Marja Thorén, Department of Endocrinology and Diabetology, Karolinska Hospital, S-171 76 Stockholm, Sweden
Goce Spasovski, Raymond Vanholder, Bruno Allolio, Djillali Annane, Steve Ball, Daniel Bichet, Guy Decaux, Wiebke Fenske, Ewout J Hoorn, Carole Ichai, Michael Joannidis, Alain Soupart, Robert Zietse, Maria Haller, Sabine van der Veer, Wim Van Biesen, and Evi Nagler
Hyponatraemia, defined as a serum sodium concentration <135 mmol/l, is the most common disorder of body fluid and electrolyte balance encountered in clinical practice. It can lead to a wide spectrum of clinical symptoms, from subtle to severe or even life threatening, and is associated with increased mortality, morbidity and length of hospital stay in patients presenting with a range of conditions. Despite this, the management of patients remains problematic. The prevalence of hyponatraemia in widely different conditions and the fact that hyponatraemia is managed by clinicians with a broad variety of backgrounds have fostered diverse institution- and speciality-based approaches to diagnosis and treatment.
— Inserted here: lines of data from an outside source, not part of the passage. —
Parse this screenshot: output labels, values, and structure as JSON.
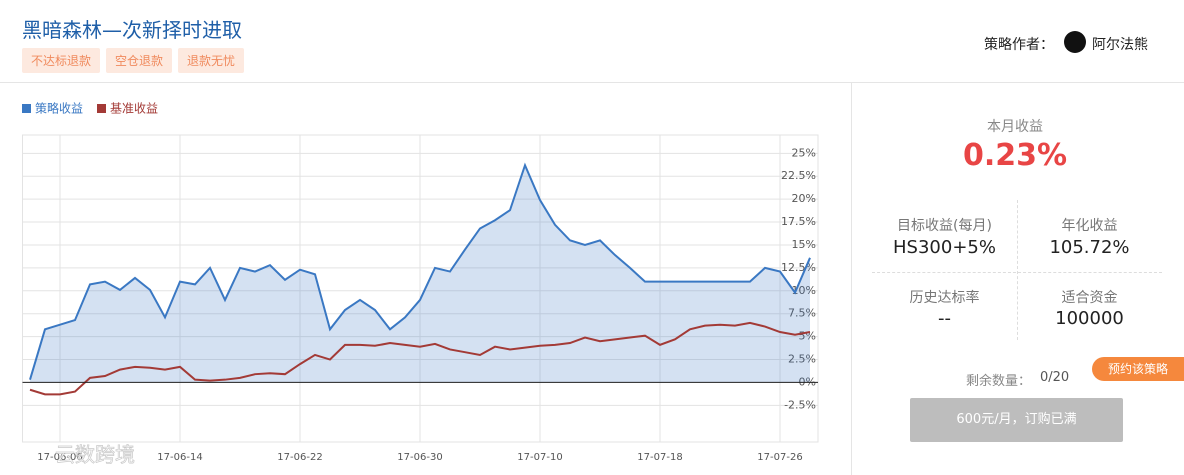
{
  "header": {
    "title": "黑暗森林—次新择时进取",
    "tags": [
      "不达标退款",
      "空仓退款",
      "退款无忧"
    ],
    "author_label": "策略作者：",
    "author_name": "阿尔法熊"
  },
  "chart_data": {
    "type": "line",
    "categories": [
      null,
      null,
      "17-06-06",
      null,
      null,
      null,
      null,
      null,
      null,
      null,
      "17-06-14",
      null,
      null,
      null,
      null,
      null,
      null,
      null,
      "17-06-22",
      null,
      null,
      null,
      null,
      null,
      null,
      null,
      "17-06-30",
      null,
      null,
      null,
      null,
      null,
      null,
      null,
      "17-07-10",
      null,
      null,
      null,
      null,
      null,
      null,
      null,
      "17-07-18",
      null,
      null,
      null,
      null,
      null,
      null,
      null,
      "17-07-26",
      null,
      null
    ],
    "series": [
      {
        "name": "策略收益",
        "color": "#3a78c3",
        "fill": true,
        "values": [
          0.3,
          5.8,
          6.3,
          6.8,
          10.7,
          11,
          10.1,
          11.4,
          10.1,
          7.1,
          11,
          10.7,
          12.5,
          9,
          12.5,
          12.1,
          12.8,
          11.2,
          12.3,
          11.8,
          5.8,
          7.9,
          9,
          7.9,
          5.8,
          7.1,
          9,
          12.5,
          12.1,
          14.5,
          16.8,
          17.7,
          18.8,
          23.7,
          19.9,
          17.2,
          15.5,
          15,
          15.5,
          13.9,
          12.5,
          11,
          11,
          11,
          11,
          11,
          11,
          11,
          11,
          12.5,
          12.1,
          9.8,
          13.6
        ]
      },
      {
        "name": "基准收益",
        "color": "#a33a36",
        "fill": false,
        "values": [
          -0.8,
          -1.3,
          -1.3,
          -1,
          0.5,
          0.7,
          1.4,
          1.7,
          1.6,
          1.4,
          1.7,
          0.3,
          0.2,
          0.3,
          0.5,
          0.9,
          1,
          0.9,
          2,
          3,
          2.5,
          4.1,
          4.1,
          4,
          4.3,
          4.1,
          3.9,
          4.2,
          3.6,
          3.3,
          3,
          3.9,
          3.6,
          3.8,
          4,
          4.1,
          4.3,
          4.9,
          4.5,
          4.7,
          4.9,
          5.1,
          4.1,
          4.7,
          5.8,
          6.2,
          6.3,
          6.2,
          6.5,
          6.1,
          5.5,
          5.2,
          5.5
        ]
      }
    ],
    "ylim": [
      -6.5,
      27
    ],
    "yticks": [
      {
        "value": 25,
        "label": "25%"
      },
      {
        "value": 22.5,
        "label": "22.5%"
      },
      {
        "value": 20,
        "label": "20%"
      },
      {
        "value": 17.5,
        "label": "17.5%"
      },
      {
        "value": 15,
        "label": "15%"
      },
      {
        "value": 12.5,
        "label": "12.5%"
      },
      {
        "value": 10,
        "label": "10%"
      },
      {
        "value": 7.5,
        "label": "7.5%"
      },
      {
        "value": 5,
        "label": "5%"
      },
      {
        "value": 2.5,
        "label": "2.5%"
      },
      {
        "value": 0,
        "label": "0%"
      },
      {
        "value": -2.5,
        "label": "-2.5%"
      }
    ],
    "grid": true,
    "legend": "top-left",
    "watermark": "云数跨境"
  },
  "panel": {
    "month_label": "本月收益",
    "month_value": "0.23%",
    "stats": [
      {
        "label": "目标收益(每月)",
        "value": "HS300+5%"
      },
      {
        "label": "年化收益",
        "value": "105.72%"
      },
      {
        "label": "历史达标率",
        "value": "--"
      },
      {
        "label": "适合资金",
        "value": "100000"
      }
    ],
    "remain_label": "剩余数量：",
    "remain_value": "0/20",
    "reserve": "预约该策略",
    "button": "600元/月，订购已满"
  }
}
To obtain a common and holistic view, the European Society of Intensive Care Medicine (ESICM), the European Society of Endocrinology (ESE) and the European Renal Association – European Dialysis and Transplant Association (ERA–EDTA), represented by European Renal Best Practice (ERBP), have developed the Clinical Practice Guideline on the diagnostic approach and treatment of hyponatraemia as a joint venture of three societies representing specialists with a natural interest in hyponatraemia. In addition to a rigorous approach to methodology and evaluation, we were keen to ensure that the document focused on patient-important outcomes and included utility for clinicians involved in everyday practice.